Счастье? Какое оно? Да и есть ли оно на свете?.. Ведь через два дня мы хоронили Юрину маму. Маленький белый гробик пах смолкой и свежей стружкой. Так же пахли сосновые ветки. Мы их бросали себе под ноги. Шли за телегой и бросали. Лошадь шагала тихо и все время вязла в глубокой колее, но до кладбища было близко. И хорошо, что близко, а то опять дождь начался – холодные капли хлестали меня по лицу. Но вот и кладбище, вот и холмик земли, и свежая ямка… Юра в последний раз посмотрел на мать и упал на гроб. Он не кричал, он не плакал – наверное, не было уже слез…

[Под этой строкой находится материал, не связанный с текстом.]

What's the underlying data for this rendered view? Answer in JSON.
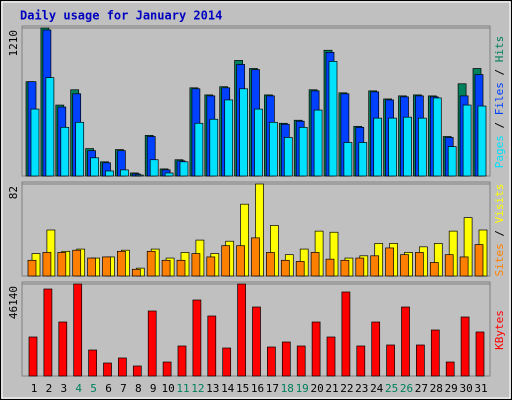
{
  "chart_data": {
    "type": "bar",
    "title": "Daily usage for January 2014",
    "categories": [
      "1",
      "2",
      "3",
      "4",
      "5",
      "6",
      "7",
      "8",
      "9",
      "10",
      "11",
      "12",
      "13",
      "14",
      "15",
      "16",
      "17",
      "18",
      "19",
      "20",
      "21",
      "22",
      "23",
      "24",
      "25",
      "26",
      "27",
      "28",
      "29",
      "30",
      "31"
    ],
    "weekend_categories": [
      "4",
      "5",
      "11",
      "12",
      "18",
      "19",
      "25",
      "26"
    ],
    "weekday_color": "#000000",
    "weekend_color": "#00805c",
    "legend_separator": " / ",
    "panels": [
      {
        "ylim": [
          0,
          1210
        ],
        "yticks": [
          1210
        ],
        "legend_order": [
          2,
          1,
          0
        ],
        "series": [
          {
            "name": "Hits",
            "color": "#00805c",
            "values": [
              771,
              1210,
              580,
              705,
              224,
              116,
              216,
              25,
              332,
              58,
              133,
              721,
              663,
              730,
              945,
              879,
              663,
              431,
              456,
              705,
              1028,
              680,
              406,
              696,
              630,
              655,
              663,
              655,
              323,
              754,
              879
            ]
          },
          {
            "name": "Files",
            "color": "#0040ff",
            "values": [
              771,
              1194,
              564,
              672,
              207,
              108,
              207,
              17,
              323,
              50,
              124,
              713,
              655,
              721,
              912,
              870,
              655,
              423,
              448,
              696,
              1011,
              672,
              398,
              688,
              622,
              647,
              655,
              647,
              315,
              655,
              829
            ]
          },
          {
            "name": "Pages",
            "color": "#00e0ff",
            "values": [
              547,
              804,
              398,
              439,
              149,
              41,
              50,
              8,
              133,
              25,
              116,
              431,
              464,
              622,
              713,
              547,
              439,
              315,
              398,
              539,
              937,
              274,
              274,
              473,
              473,
              481,
              473,
              638,
              240,
              580,
              572
            ]
          }
        ]
      },
      {
        "ylim": [
          0,
          82
        ],
        "yticks": [
          82
        ],
        "legend_order": [
          1,
          0
        ],
        "series": [
          {
            "name": "Visits",
            "color": "#ffff00",
            "values": [
              20,
              41,
              22,
              24,
              16,
              17,
              23,
              7,
              24,
              16,
              21,
              32,
              20,
              31,
              64,
              82,
              45,
              19,
              24,
              40,
              39,
              16,
              18,
              29,
              29,
              21,
              26,
              29,
              40,
              52,
              41
            ]
          },
          {
            "name": "Sites",
            "color": "#ff8000",
            "values": [
              14,
              21,
              21,
              23,
              16,
              17,
              22,
              6,
              22,
              14,
              14,
              20,
              17,
              27,
              27,
              34,
              21,
              14,
              13,
              21,
              15,
              14,
              16,
              18,
              25,
              19,
              21,
              12,
              19,
              17,
              28
            ]
          }
        ]
      },
      {
        "ylim": [
          0,
          46140
        ],
        "yticks": [
          46140
        ],
        "legend_order": [
          0
        ],
        "series": [
          {
            "name": "KBytes",
            "color": "#ff0000",
            "values": [
              19560,
              43630,
              27080,
              46140,
              13040,
              6520,
              9030,
              5020,
              32600,
              7020,
              15050,
              38110,
              30090,
              14040,
              46140,
              34600,
              14540,
              17050,
              15050,
              27080,
              19560,
              42130,
              15050,
              27080,
              15550,
              34600,
              15550,
              23070,
              7020,
              29590,
              22070
            ]
          }
        ]
      }
    ]
  }
}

А через несколько месяцев мы их провожали. Еще шла война, еще в мою деревню шли похоронки, а они, помню, смеялись, плакали и кричали. Но это были уже другие слезы и другие крики. И глаза у них: сияли счастливым огнем. Так значит есть оно – счастье! Значит, все-таки есть! Значит, оно в том, чтоб однажды после долгой-долгой разлуки вернуться домой. И хорошо, что он есть, этот дом, что он где-то есть…

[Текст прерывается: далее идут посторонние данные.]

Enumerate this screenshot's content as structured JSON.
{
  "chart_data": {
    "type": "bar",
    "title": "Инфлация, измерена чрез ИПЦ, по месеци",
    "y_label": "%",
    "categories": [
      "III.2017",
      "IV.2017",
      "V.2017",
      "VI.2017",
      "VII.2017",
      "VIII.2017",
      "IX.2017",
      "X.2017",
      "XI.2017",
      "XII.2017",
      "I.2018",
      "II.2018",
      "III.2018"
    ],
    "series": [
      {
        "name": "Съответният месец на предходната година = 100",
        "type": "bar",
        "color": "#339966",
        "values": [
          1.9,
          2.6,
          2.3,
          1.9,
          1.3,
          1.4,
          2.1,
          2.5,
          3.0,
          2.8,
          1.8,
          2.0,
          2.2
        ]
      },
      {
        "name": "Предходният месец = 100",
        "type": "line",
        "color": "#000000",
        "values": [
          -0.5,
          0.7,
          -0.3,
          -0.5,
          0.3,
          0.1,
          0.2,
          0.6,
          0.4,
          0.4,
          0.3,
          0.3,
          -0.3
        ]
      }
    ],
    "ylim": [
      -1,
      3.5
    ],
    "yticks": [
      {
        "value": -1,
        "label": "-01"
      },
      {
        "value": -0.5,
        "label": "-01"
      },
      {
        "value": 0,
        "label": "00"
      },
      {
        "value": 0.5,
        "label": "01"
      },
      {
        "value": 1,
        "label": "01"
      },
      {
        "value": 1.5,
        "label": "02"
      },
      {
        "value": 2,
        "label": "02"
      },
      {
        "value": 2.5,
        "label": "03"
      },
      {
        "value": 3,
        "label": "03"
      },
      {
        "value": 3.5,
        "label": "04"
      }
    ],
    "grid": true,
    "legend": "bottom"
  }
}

Вот бы и мне, сын, побыстрее вернуться, все эти санатории, видно, не про меня. Честное слово – не про меня!.. Но хватит, не буду больше об этом, моя страничка кончается, а с ней и письмо. Да и маяк уже смотрит сквозь шторы. А если зажгли его – значит, близится ночь. И вот он вспыхнул, погас, потом снова нашел меня. И мне грустно – быстрей бы домой…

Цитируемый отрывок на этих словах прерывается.